In a prospective study of 1684 women admitted with ruptured membranes, in labor or for induction, 231 were found to have cervical cultures positive for GBS. In 16% of the colonized population membrane rupture occurred a minimum of one hour prior to onset of regular contractions (PROM) vs. 8% of the total population studied (p<.005 ×2 = 15.1, 1 df).
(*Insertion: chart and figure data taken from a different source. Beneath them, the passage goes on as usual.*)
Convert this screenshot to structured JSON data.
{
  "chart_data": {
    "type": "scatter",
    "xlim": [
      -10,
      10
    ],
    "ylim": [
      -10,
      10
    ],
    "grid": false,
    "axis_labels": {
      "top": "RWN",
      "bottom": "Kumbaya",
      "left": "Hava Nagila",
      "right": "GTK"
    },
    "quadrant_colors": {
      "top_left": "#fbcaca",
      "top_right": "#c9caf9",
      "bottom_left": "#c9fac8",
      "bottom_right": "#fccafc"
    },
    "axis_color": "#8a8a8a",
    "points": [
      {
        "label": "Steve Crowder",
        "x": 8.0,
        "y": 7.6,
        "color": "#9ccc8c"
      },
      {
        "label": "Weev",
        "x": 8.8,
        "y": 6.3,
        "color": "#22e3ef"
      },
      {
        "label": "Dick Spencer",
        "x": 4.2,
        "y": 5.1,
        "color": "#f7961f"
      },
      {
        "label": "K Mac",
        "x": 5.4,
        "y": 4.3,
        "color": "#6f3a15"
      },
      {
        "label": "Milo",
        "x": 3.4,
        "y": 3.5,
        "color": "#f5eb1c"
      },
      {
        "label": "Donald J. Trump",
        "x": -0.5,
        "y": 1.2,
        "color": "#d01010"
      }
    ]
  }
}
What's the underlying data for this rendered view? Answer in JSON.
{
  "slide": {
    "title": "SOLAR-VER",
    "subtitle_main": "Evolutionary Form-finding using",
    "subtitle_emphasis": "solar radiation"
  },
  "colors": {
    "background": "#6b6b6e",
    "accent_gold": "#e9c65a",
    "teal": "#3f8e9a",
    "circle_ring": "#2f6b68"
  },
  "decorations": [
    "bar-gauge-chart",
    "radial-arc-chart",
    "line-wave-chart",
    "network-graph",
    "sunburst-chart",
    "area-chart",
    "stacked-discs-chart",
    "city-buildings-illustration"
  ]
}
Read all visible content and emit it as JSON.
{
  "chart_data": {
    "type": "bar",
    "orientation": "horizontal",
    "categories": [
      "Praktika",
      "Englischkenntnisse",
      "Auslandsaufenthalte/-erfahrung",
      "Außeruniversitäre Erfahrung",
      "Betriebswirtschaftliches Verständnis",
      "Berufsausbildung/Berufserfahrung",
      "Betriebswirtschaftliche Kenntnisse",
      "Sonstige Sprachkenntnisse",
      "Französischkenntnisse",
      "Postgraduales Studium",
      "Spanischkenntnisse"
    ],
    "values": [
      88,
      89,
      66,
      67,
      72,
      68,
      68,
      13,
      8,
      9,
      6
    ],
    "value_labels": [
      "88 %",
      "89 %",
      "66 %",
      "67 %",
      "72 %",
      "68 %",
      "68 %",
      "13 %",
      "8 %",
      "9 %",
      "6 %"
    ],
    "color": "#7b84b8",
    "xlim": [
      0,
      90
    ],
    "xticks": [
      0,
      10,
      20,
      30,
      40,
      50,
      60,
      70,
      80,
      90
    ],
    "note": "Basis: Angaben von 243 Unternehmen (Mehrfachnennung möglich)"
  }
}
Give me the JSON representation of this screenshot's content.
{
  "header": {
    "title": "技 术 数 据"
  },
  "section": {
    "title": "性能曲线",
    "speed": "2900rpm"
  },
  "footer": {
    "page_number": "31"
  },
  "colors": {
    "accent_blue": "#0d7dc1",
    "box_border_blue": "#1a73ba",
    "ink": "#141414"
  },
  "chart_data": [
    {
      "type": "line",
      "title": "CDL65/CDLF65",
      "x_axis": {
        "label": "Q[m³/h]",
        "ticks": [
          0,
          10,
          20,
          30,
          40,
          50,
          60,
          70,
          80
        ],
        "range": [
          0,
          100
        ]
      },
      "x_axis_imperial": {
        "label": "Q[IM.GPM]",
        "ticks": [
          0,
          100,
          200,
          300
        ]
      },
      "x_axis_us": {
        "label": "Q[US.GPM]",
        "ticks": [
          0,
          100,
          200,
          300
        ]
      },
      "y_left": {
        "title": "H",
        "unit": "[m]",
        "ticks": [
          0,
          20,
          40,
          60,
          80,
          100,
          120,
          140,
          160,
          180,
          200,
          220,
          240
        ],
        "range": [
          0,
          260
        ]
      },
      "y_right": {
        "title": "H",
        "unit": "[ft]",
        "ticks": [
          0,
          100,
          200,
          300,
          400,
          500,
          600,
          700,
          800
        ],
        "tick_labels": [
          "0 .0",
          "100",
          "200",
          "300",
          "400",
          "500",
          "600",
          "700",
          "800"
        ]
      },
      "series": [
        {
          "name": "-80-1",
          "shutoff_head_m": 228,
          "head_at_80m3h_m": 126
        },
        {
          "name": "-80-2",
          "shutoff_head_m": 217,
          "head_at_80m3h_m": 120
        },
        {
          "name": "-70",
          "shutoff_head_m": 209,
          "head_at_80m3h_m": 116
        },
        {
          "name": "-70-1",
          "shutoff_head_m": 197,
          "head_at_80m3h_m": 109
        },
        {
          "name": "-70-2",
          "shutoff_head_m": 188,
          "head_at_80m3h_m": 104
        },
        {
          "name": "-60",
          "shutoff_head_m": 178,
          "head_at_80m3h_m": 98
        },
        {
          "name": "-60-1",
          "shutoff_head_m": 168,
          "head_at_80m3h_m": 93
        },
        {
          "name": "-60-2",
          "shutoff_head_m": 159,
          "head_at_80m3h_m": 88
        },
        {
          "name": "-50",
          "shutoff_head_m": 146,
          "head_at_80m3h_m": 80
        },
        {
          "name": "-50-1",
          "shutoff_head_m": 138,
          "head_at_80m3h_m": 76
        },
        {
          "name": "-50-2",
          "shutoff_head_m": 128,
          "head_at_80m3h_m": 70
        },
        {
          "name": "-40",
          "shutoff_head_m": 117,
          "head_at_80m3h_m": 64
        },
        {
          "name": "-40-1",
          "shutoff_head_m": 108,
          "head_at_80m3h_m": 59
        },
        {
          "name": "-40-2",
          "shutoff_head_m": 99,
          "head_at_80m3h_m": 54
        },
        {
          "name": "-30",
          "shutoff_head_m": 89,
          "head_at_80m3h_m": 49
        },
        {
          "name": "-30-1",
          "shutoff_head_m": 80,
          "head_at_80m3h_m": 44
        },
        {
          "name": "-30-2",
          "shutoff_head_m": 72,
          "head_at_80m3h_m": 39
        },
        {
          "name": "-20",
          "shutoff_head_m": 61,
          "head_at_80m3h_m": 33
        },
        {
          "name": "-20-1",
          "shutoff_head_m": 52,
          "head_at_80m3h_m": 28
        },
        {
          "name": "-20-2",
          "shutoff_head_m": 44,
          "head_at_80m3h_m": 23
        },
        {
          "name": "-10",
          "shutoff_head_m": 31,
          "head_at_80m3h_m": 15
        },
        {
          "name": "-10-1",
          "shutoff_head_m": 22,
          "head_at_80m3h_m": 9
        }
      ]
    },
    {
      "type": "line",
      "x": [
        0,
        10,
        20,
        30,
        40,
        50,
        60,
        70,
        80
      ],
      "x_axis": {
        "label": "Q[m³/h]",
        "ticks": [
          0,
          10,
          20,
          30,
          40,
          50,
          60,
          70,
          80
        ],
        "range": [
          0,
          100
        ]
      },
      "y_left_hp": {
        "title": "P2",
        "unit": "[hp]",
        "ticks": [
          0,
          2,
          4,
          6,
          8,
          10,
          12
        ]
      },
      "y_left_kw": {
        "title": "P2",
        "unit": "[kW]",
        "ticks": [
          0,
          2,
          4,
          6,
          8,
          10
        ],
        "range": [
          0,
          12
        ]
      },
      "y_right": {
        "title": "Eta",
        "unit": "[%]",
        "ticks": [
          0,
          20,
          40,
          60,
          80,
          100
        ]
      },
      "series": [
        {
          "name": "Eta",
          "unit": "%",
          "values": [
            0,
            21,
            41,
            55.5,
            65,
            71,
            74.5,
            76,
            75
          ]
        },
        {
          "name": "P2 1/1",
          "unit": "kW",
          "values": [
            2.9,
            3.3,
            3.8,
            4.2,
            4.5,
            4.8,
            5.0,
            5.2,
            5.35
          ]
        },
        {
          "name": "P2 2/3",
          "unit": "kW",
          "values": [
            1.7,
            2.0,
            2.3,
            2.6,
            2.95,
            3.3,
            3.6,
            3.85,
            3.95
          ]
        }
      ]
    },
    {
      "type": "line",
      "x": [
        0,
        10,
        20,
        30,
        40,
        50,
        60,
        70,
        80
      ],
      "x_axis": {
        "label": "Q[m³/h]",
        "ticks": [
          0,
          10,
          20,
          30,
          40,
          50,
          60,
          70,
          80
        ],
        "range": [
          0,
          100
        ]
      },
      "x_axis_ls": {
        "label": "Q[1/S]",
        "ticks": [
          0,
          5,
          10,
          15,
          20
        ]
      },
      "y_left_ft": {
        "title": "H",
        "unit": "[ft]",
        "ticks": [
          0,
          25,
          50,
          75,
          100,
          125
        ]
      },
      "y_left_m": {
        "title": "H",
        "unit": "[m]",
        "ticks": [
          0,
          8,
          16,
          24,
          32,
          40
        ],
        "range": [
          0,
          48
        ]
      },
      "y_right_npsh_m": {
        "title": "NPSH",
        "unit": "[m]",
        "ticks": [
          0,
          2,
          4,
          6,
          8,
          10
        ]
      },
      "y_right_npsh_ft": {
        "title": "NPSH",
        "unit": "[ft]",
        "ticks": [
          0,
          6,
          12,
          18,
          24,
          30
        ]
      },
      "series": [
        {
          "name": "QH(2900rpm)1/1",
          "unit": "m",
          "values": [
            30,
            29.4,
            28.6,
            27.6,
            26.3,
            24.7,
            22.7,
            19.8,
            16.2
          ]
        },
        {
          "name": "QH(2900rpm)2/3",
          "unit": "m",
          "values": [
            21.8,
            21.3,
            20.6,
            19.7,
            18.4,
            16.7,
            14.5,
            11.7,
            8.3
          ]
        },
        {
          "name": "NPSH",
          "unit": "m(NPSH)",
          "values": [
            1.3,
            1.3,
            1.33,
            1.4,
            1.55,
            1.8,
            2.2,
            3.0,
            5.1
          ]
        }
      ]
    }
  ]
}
Conversely, of the 136 women with PROM, 37 (26%) were colonized with GBS compared to the overall colonization rate of 14% in the total population studied (p≪.005, ×2 = 18.6, 1 df). Thus a significant association was found between maternal GBS colonization and PROM. Furthermore, there were 16 (7%) pre-term deliveries at or prior to 32 weeks among 231 colonized women vs. 30 (1.8%) among the 1684 women studied. (p≪.005,×2=29.2, 1 df) 8 of the 16 pre-term births in the colonized population followed PROM. Antenatal screening at 32 weeks gestation has become an established approach to the detection of maternal GBS colonization. The rationale for this schedule is that screening at 32 weeks allows time for therapeutic attempts to eradicate colonization prior to delivery at or near term. Our findings suggest that screening and treatment prior to 28 weeks might reduce the risk of preterm delivery since it appears that the presence of the pathogen in the mother may predispose to PROM and premature delivery prior to the 32nd week of gestation.